Elsewhere, Kitwana quotes Marcyliena Morgan, the director of the Hip-Hop Archive at Stanford, as saying: "The argument that hip-hop is not a Black thing actually weakens hip-hop. To say you love hip-hop is to say that you love Black things. People need to interrogate why they don't want to say that they love Blackness." Now, that is interesting, and a new concept to consider. This book would have been better off examining what circumstances do and do not conspire to create fascination with Black culture, and whether that fascination can be extended to sympathy and help.
"Rather than the source of the problems facing American youth, hip-hop, more than anything else, has prepared our youth to confront not only race but some of the crises facing the nation's young people," Kitwana writes. The sentence is stubborn as George W. Bush's press machine, refusing to back down in the face of evidence. Most hip-hop that white kids, outside of an educated minority, actually listen to is misogynist and consumerist. Kitwana tries to go through a series of analyses to prove that bling-bling hip-hop doesn't sell that much more than underground or conscious hip-hop, but I know what I see when I turn on MTV.

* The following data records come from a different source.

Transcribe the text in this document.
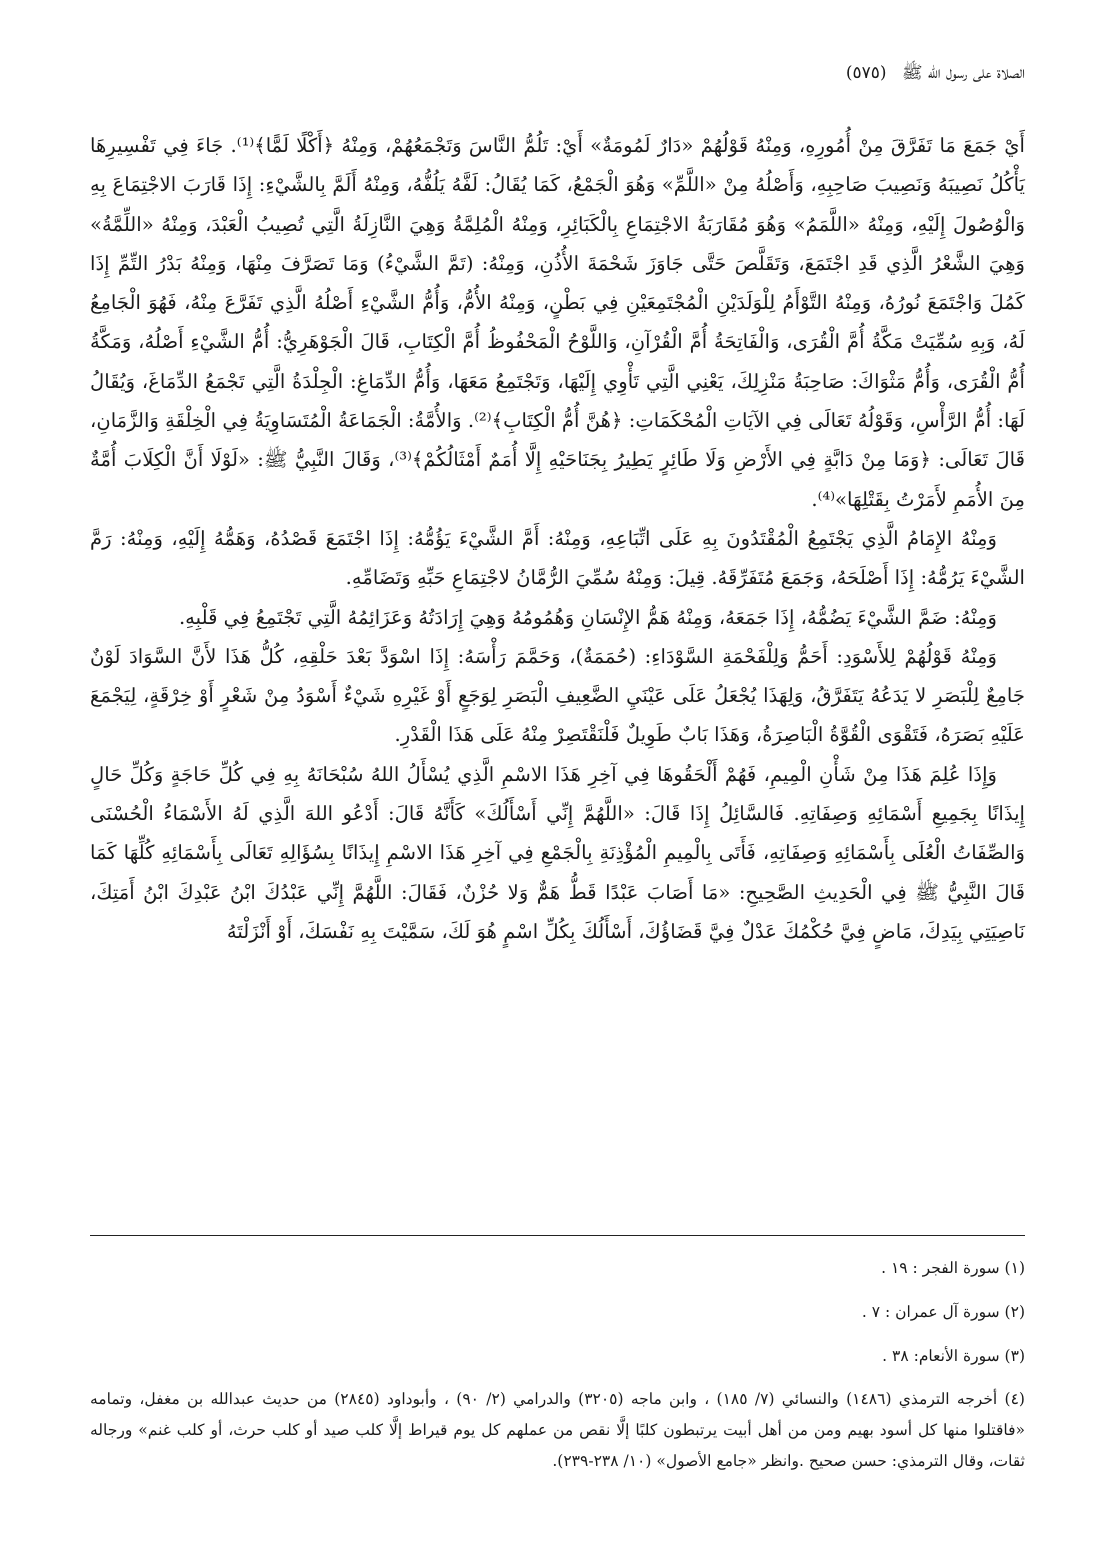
الصلاة على رسول الله ﷺ (٥٧٥)

أَيْ جَمَعَ مَا تَفَرَّقَ مِنْ أُمُورِهِ، وَمِنْهُ قَوْلُهُمْ «دَارٌ لَمُومَةٌ» أَيْ: تَلُمُّ النَّاسَ وَتَجْمَعُهُمْ، وَمِنْهُ ﴿أَكْلًا لَمًّا﴾⁽¹⁾. جَاءَ فِي تَفْسِيرِهَا يَأْكُلُ نَصِيبَهُ وَنَصِيبَ صَاحِبِهِ، وَأَصْلُهُ مِنْ «اللَّمِّ» وَهُوَ الْجَمْعُ، كَمَا يُقَالُ: لَفَّهُ يَلُفُّهُ، وَمِنْهُ أَلَمَّ بِالشَّيْءِ: إِذَا قَارَبَ الاجْتِمَاعَ بِهِ وَالْوُصُولَ إِلَيْهِ، وَمِنْهُ «اللَّمَمُ» وَهُوَ مُقَارَبَةُ الاجْتِمَاعِ بِالْكَبَائِرِ، وَمِنْهُ الْمُلِمَّةُ وَهِيَ النَّازِلَةُ الَّتِي تُصِيبُ الْعَبْدَ، وَمِنْهُ «اللِّمَّةُ» وَهِيَ الشَّعْرُ الَّذِي قَدِ اجْتَمَعَ، وَتَقَلَّصَ حَتَّى جَاوَزَ شَحْمَةَ الأُذُنِ، وَمِنْهُ: (تَمَّ الشَّيْءُ) وَمَا تَصَرَّفَ مِنْهَا، وَمِنْهُ بَدْرُ التِّمِّ إِذَا كَمُلَ وَاجْتَمَعَ نُورُهُ، وَمِنْهُ التَّوْأَمُ لِلْوَلَدَيْنِ الْمُجْتَمِعَيْنِ فِي بَطْنٍ، وَمِنْهُ الأُمُّ، وَأُمُّ الشَّيْءِ أَصْلُهُ الَّذِي تَفَرَّعَ مِنْهُ، فَهُوَ الْجَامِعُ لَهُ، وَبِهِ سُمِّيَتْ مَكَّةُ أُمَّ الْقُرَى، وَالْفَاتِحَةُ أُمَّ الْقُرْآنِ، وَاللَّوْحُ الْمَحْفُوظُ أُمَّ الْكِتَابِ، قَالَ الْجَوْهَرِيُّ: أُمُّ الشَّيْءِ أَصْلُهُ، وَمَكَّةُ أُمُّ الْقُرَى، وَأُمُّ مَثْوَاكَ: صَاحِبَةُ مَنْزِلِكَ، يَعْنِي الَّتِي تَأْوِي إِلَيْهَا، وَتَجْتَمِعُ مَعَهَا، وَأُمُّ الدِّمَاغِ: الْجِلْدَةُ الَّتِي تَجْمَعُ الدِّمَاغَ، وَيُقَالُ لَهَا: أُمُّ الرَّأْسِ، وَقَوْلُهُ تَعَالَى فِي الآيَاتِ الْمُحْكَمَاتِ: ﴿هُنَّ أُمُّ الْكِتَابِ﴾⁽²⁾. وَالأُمَّةُ: الْجَمَاعَةُ الْمُتَسَاوِيَةُ فِي الْخِلْقَةِ وَالزَّمَانِ، قَالَ تَعَالَى: ﴿وَمَا مِنْ دَابَّةٍ فِي الأَرْضِ وَلَا طَائِرٍ يَطِيرُ بِجَنَاحَيْهِ إِلَّا أُمَمٌ أَمْثَالُكُمْ﴾⁽³⁾، وَقَالَ النَّبِيُّ ﷺ: «لَوْلَا أَنَّ الْكِلَابَ أُمَّةٌ مِنَ الأُمَمِ لأَمَرْتُ بِقَتْلِهَا»⁽⁴⁾.

وَمِنْهُ الإِمَامُ الَّذِي يَجْتَمِعُ الْمُقْتَدُونَ بِهِ عَلَى اتِّبَاعِهِ، وَمِنْهُ: أَمَّ الشَّيْءَ يَؤُمُّهُ: إِذَا اجْتَمَعَ قَصْدُهُ، وَهَمُّهُ إِلَيْهِ، وَمِنْهُ: رَمَّ الشَّيْءَ يَرُمُّهُ: إِذَا أَصْلَحَهُ، وَجَمَعَ مُتَفَرِّقَهُ. قِيلَ: وَمِنْهُ سُمِّيَ الرُّمَّانُ لاجْتِمَاعِ حَبِّهِ وَتَضَامِّهِ.

وَمِنْهُ: ضَمَّ الشَّيْءَ يَضُمُّهُ، إِذَا جَمَعَهُ، وَمِنْهُ هَمُّ الإِنْسَانِ وَهُمُومُهُ وَهِيَ إِرَادَتُهُ وَعَزَائِمُهُ الَّتِي تَجْتَمِعُ فِي قَلْبِهِ.

وَمِنْهُ قَوْلُهُمْ لِلأَسْوَدِ: أَحَمُّ وَلِلْفَحْمَةِ السَّوْدَاءِ: (حُمَمَةٌ)، وَحَمَّمَ رَأْسَهُ: إِذَا اسْوَدَّ بَعْدَ حَلْقِهِ، كُلُّ هَذَا لأَنَّ السَّوَادَ لَوْنٌ جَامِعٌ لِلْبَصَرِ لا يَدَعُهُ يَتَفَرَّقُ، وَلِهَذَا يُجْعَلُ عَلَى عَيْنَيِ الضَّعِيفِ الْبَصَرِ لِوَجَعٍ أَوْ غَيْرِهِ شَيْءٌ أَسْوَدُ مِنْ شَعْرٍ أَوْ خِرْقَةٍ، لِيَجْمَعَ عَلَيْهِ بَصَرَهُ، فَتَقْوَى الْقُوَّةُ الْبَاصِرَةُ، وَهَذَا بَابٌ طَوِيلٌ فَلْنَقْتَصِرْ مِنْهُ عَلَى هَذَا الْقَدْرِ.

وَإِذَا عُلِمَ هَذَا مِنْ شَأْنِ الْمِيمِ، فَهُمْ أَلْحَقُوهَا فِي آخِرِ هَذَا الاسْمِ الَّذِي يُسْأَلُ اللهُ سُبْحَانَهُ بِهِ فِي كُلِّ حَاجَةٍ وَكُلِّ حَالٍ إِيذَانًا بِجَمِيعِ أَسْمَائِهِ وَصِفَاتِهِ. فَالسَّائِلُ إِذَا قَالَ: «اللَّهُمَّ إِنِّي أَسْأَلُكَ» كَأَنَّهُ قَالَ: أَدْعُو اللهَ الَّذِي لَهُ الأَسْمَاءُ الْحُسْنَى وَالصِّفَاتُ الْعُلَى بِأَسْمَائِهِ وَصِفَاتِهِ، فَأَتَى بِالْمِيمِ الْمُؤْذِنَةِ بِالْجَمْعِ فِي آخِرِ هَذَا الاسْمِ إِيذَانًا بِسُؤَالِهِ تَعَالَى بِأَسْمَائِهِ كُلِّهَا كَمَا قَالَ النَّبِيُّ ﷺ فِي الْحَدِيثِ الصَّحِيحِ: «مَا أَصَابَ عَبْدًا قَطُّ هَمٌّ وَلا حُزْنٌ، فَقَالَ: اللَّهُمَّ إِنِّي عَبْدُكَ ابْنُ عَبْدِكَ ابْنُ أَمَتِكَ، نَاصِيَتِي بِيَدِكَ، مَاضٍ فِيَّ حُكْمُكَ عَدْلٌ فِيَّ قَضَاؤُكَ، أَسْأَلُكَ بِكُلِّ اسْمٍ هُوَ لَكَ، سَمَّيْتَ بِهِ نَفْسَكَ، أَوْ أَنْزَلْتَهُ

(١) سورة الفجر : ١٩ .

(٢) سورة آل عمران : ٧ .

(٣) سورة الأنعام: ٣٨ .

(٤) أخرجه الترمذي (١٤٨٦) والنسائي (٧/ ١٨٥) ، وابن ماجه (٣٢٠٥) والدرامي (٢/ ٩٠) ، وأبوداود (٢٨٤٥) من حديث عبدالله بن مغفل، وتمامه «فاقتلوا منها كل أسود بهيم ومن من أهل أبيت يرتبطون كلبًا إلَّا نقص من عملهم كل يوم قيراط إلَّا كلب صيد أو كلب حرث، أو كلب غنم» ورجاله ثقات، وقال الترمذي: حسن صحيح .وانظر «جامع الأصول» (١٠/ ٢٣٨-٢٣٩).
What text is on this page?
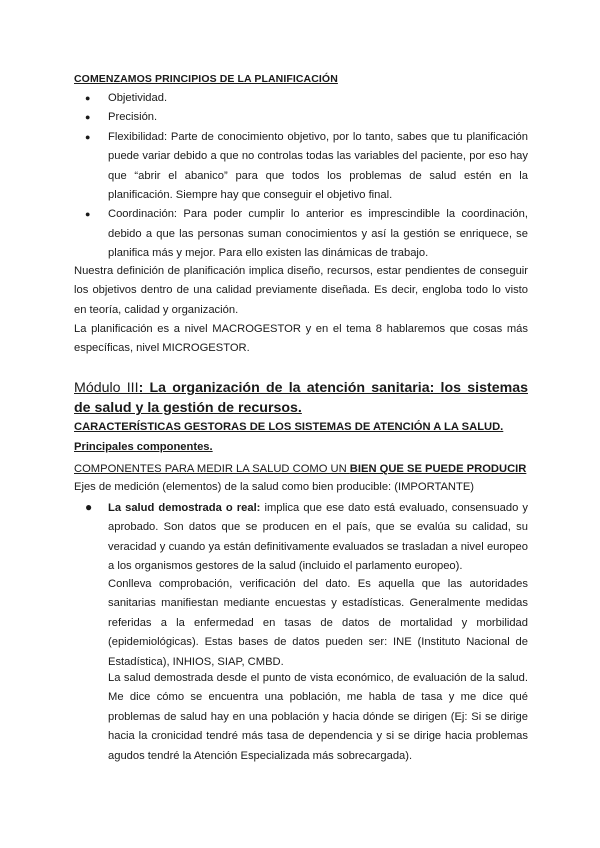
COMENZAMOS PRINCIPIOS DE LA PLANIFICACIÓN
● Objetividad.
● Precisión.
● Flexibilidad: Parte de conocimiento objetivo, por lo tanto, sabes que tu planificación puede variar debido a que no controlas todas las variables del paciente, por eso hay que “abrir el abanico” para que todos los problemas de salud estén en la planificación. Siempre hay que conseguir el objetivo final.
● Coordinación: Para poder cumplir lo anterior es imprescindible la coordinación, debido a que las personas suman conocimientos y así la gestión se enriquece, se planifica más y mejor. Para ello existen las dinámicas de trabajo.

Nuestra definición de planificación implica diseño, recursos, estar pendientes de conseguir los objetivos dentro de una calidad previamente diseñada. Es decir, engloba todo lo visto en teoría, calidad y organización.

La planificación es a nivel MACROGESTOR y en el tema 8 hablaremos que cosas más específicas, nivel MICROGESTOR.

Módulo III: La organización de la atención sanitaria: los sistemas de salud y la gestión de recursos.

CARACTERÍSTICAS GESTORAS DE LOS SISTEMAS DE ATENCIÓN A LA SALUD.

Principales componentes.

COMPONENTES PARA MEDIR LA SALUD COMO UN BIEN QUE SE PUEDE PRODUCIR

Ejes de medición (elementos) de la salud como bien producible: (IMPORTANTE)

● La salud demostrada o real: implica que ese dato está evaluado, consensuado y aprobado. Son datos que se producen en el país, que se evalúa su calidad, su veracidad y cuando ya están definitivamente evaluados se trasladan a nivel europeo a los organismos gestores de la salud (incluido el parlamento europeo).

Conlleva comprobación, verificación del dato. Es aquella que las autoridades sanitarias manifiestan mediante encuestas y estadísticas. Generalmente medidas referidas a la enfermedad en tasas de datos de mortalidad y morbilidad (epidemiológicas). Estas bases de datos pueden ser: INE (Instituto Nacional de Estadística), INHIOS, SIAP, CMBD.

La salud demostrada desde el punto de vista económico, de evaluación de la salud. Me dice cómo se encuentra una población, me habla de tasa y me dice qué problemas de salud hay en una población y hacia dónde se dirigen (Ej: Si se dirige hacia la cronicidad tendré más tasa de dependencia y si se dirige hacia problemas agudos tendré la Atención Especializada más sobrecargada).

One of the reasons I liked Eminem so much (before his recent descent into mediocrity) was that he talked about white-people problems, giving poor white people a new voice. Some of his early songs, like "Rock Bottom", deal with minimum wage jobs and financial inequities, and bordered on political hip-hop that I thought might work to get white kids to "confront... the crises facing the nation's young people." So when Eminem came out with "Mosh", the earnestly anti-Bush single, right before the election, I thought that maybe it would work to get kids to actually vote. Obviously, it didn't work, or not well enough.
What Kitwana doesn't seem to want to let creep into his carefully hopeful book is the fact that kids listen to hip-hop to dance, to feel badass, to think about sex. Some of them get a message from it. Most of them don't. Some of that is not their fault -- the hip-hop they have access to is politically de-fanged for MTV -- and some of that is the natural result of being young and self-obsessed. Just because Kitwana and other outside observers believe that youth in general should be rising up against its misguided elders, unfortunately doesn't mean that such a movement is underway.